US: President Bush will make a televised address this evening from the deck of an aircraft carrier in the Pacific to tell Americans that major combat in Iraq has officially ended. Mr Bush will not however declare victory nor declare the war to be over.
While the Iraqi regime has been overthrown, skirmishes continue and the United States has yet to achieve some of its main objectives in the war. US forces have not located unconventional weapons - the main stated reason for going to war - or captured former Iraqi president Saddam Hussein and his two sons.
The limited declaration means that the United States avoids the requirements of the Geneva Convention, the international code for war and military conflict, that once war is declared over, the victorious army must release prisoners of war and halt operations targeting specific leaders.
After consulting overall military commander Gen Tommy Franks on Tuesday, Mr Bush will say that major combat operations have ended and that the next phase, the reconstruction of Iraq, has begun, White House spokesman Mr Ari Fleischer said.
"This is not a formal legalistic ending of the conflict, no. It is the fact that major combat operations have ended. The United States military forces continue to be fired at, so there are pockets of danger," said Mr Fleischer.
Mr Bush will make the speech from the deck of the aircraft carrier USS Abraham Lincoln as it steams toward San Diego more than a hundred miles off the California coast. The White House has asked the major US networks to carry the speech.

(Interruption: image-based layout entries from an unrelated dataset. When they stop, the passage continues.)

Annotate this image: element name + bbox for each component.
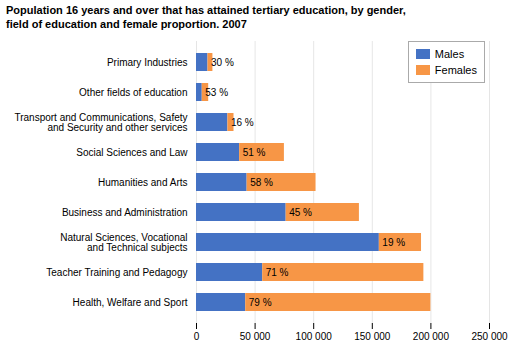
html-text:Females: Females xyxy=(434,64,477,76)
html-text:Males: Males xyxy=(434,48,465,60)
svg-text:Business and Administration: Business and Administration xyxy=(62,207,188,218)
svg-text:0: 0 xyxy=(194,331,200,342)
svg-text:Health, Welfare and Sport: Health, Welfare and Sport xyxy=(73,297,188,308)
svg-text:45 %: 45 % xyxy=(289,207,312,218)
svg-text:51 %: 51 % xyxy=(243,147,266,158)
svg-text:200 000: 200 000 xyxy=(413,331,450,342)
svg-text:250 000: 250 000 xyxy=(471,331,508,342)
svg-text:79 %: 79 % xyxy=(249,297,272,308)
svg-text:Transport and Communications,: Transport and Communications, Safetyand … xyxy=(14,112,187,133)
svg-text:16 %: 16 % xyxy=(231,117,254,128)
svg-text:53 %: 53 % xyxy=(205,87,228,98)
svg-text:Other fields of education: Other fields of education xyxy=(79,87,187,98)
svg-text:Humanities and Arts: Humanities and Arts xyxy=(98,177,188,188)
svg-text:Teacher Training and Pedagogy: Teacher Training and Pedagogy xyxy=(46,267,187,278)
svg-text:Primary Industries: Primary Industries xyxy=(107,57,188,68)
svg-text:100 000: 100 000 xyxy=(296,331,333,342)
svg-text:Natural Sciences, Vocationalan: Natural Sciences, Vocationaland Technica… xyxy=(60,232,187,253)
svg-text:58 %: 58 % xyxy=(250,177,273,188)
svg-text:150 000: 150 000 xyxy=(354,331,391,342)
html-text:Population 16 years and over t: Population 16 years and over that has at… xyxy=(6,4,406,30)
svg-text:19 %: 19 % xyxy=(382,237,405,248)
svg-text:50 000: 50 000 xyxy=(240,331,271,342)
svg-text:Social Sciences and Law: Social Sciences and Law xyxy=(76,147,188,158)
svg-text:71 %: 71 % xyxy=(266,267,289,278)
svg-text:30 %: 30 % xyxy=(211,57,234,68)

The venue and the qualified nature of the declaration is in marked contrast to the victory speech given by Mr Bush's father on March 6th, 1991, following the Gulf War. Speaking to a joint session of Congress, a week after the conclusion of six weeks of bombing and a four-day land campaign, Mr Bush snr formally declared victory saying: "Aggression is defeated. The war is over."
He went on to say that "our commitment to peace in the Middle East does not end with the liberation of Kuwait", a promise that his son is expected to echo tonight having published the road map to a Palestinian state.
White House officials say that this president is not likely to make the same mistake as his father, who gave the impression he was less concerned about domestic than foreign matters.
In 1991, the then President Bush said: "Our first priority is to get this economy rolling again," but did not follow up with a programme to end the recession. Republicans blame this for their defeat in the presidential election the following year.
Mr Bush snr had an approval rating of 89 per cent on the day he declared victory. His son is not quite so popular - he has 73 per cent approval according to recent polls and is likely to strongly emphasise his tax-cutting plans to stimulate the economy.
The carrier will be so far out to sea that it will beyond the reach of helicopters, so President Bush will travel in a small aircraft which will make a cable-assisted landing on the deck of the carrier.
He will spend the night on the carrier and leave tomorrow before it arrives in San Diego. The Lincoln has been at sea for nine months.